A Weather Information Statement is also in effect as of Tuesday night concerning Invest 95L, “On its current forecast track, the relatively strong wind field is expected to pass north of Barbados on Wednesday afternoon, 30th June 2021. Total rainfall accumulations of 1 to 2 inches with isolated higher amounts are possible across Barbados during the next 36 hours.”

The Barbados Meteorological Service is urging the public to monitor both Invest 95L and 97L over the next few days.

Martinique, Guadeloupe and the French Antilles

Alerts in effect from Meteo France for the French Antilles (Meteo France) due to Invest 95L
Alerts in effect from Meteo France for the French Antilles (Meteo France)

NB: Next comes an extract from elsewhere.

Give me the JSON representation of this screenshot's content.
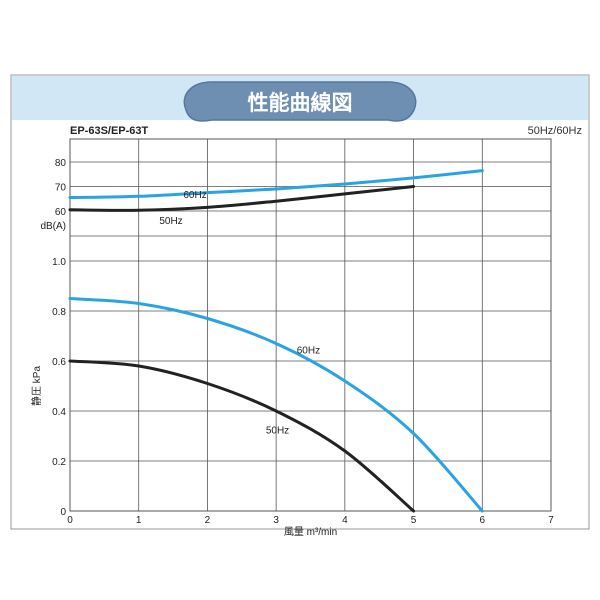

For the French Antilles, including Martinique, Guadeloupe, St. Martin, and St. Barthelemy, yellow-level alerts are in effect for all countries concerning heavy showers and thunderstorms. For Martinique, there is also a yellow-level alert concerning strong winds from Meteo France.

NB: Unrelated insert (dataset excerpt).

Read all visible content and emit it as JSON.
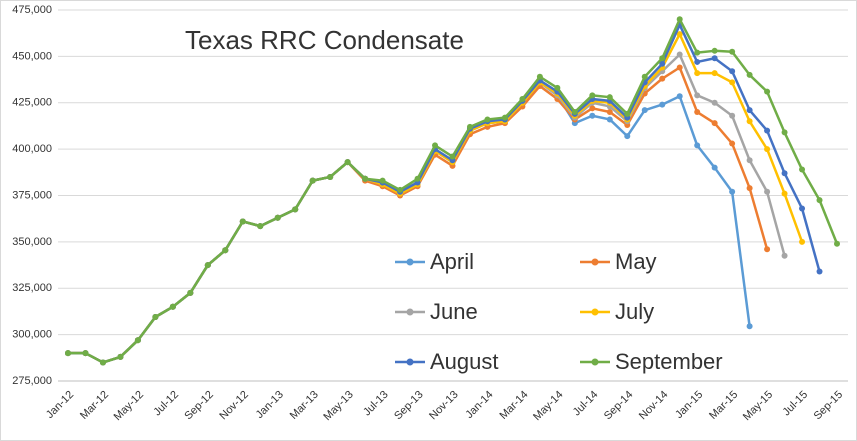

Always check the National Hurricane Center for the latest information for tropical cyclones and your local meteorological offices for country-specific advisories.

But this model shows…

Individual model runs are just one possible outcome from a myriad of outcomes. Weather does not always follow what is modeled, and even what may be forecast. Beware of individual model runs being posted on social media.

Always check the National Hurricane Center for the latest information for tropical cyclones and your local meteorological offices for country-specific advisories.

What should I do?

Don’t panic. If you are located in or north of Barbados, follow the advice of local officials. Based on current guidance, this system is likely to be a strong tropical wave traversing the region, which is normal during June through November.

If you are a risk-averse person, now is a good time to check your inclement weather, flood, or hurricane season plan, ensuring your preparedness supplies are not expired, stocked, and in a safe location.

The Office of Disaster Preparedness and Management has put together a comprehensive guide for preparing for the Wet and Hurricane Season.

Tropical Cyclone Climatology

2021 has already produced four tropical storms in the Atlantic Basin, with the next system being named Elsa for the 2021 Atlantic Hurricane Season. For this time of year, most systems form in the Caribbean, the Gulf of Mexico, and off the Eastern United States.

As we head through the first half of July, we’ll begin to monitor more closely tropical waves east of the Lesser Antilles.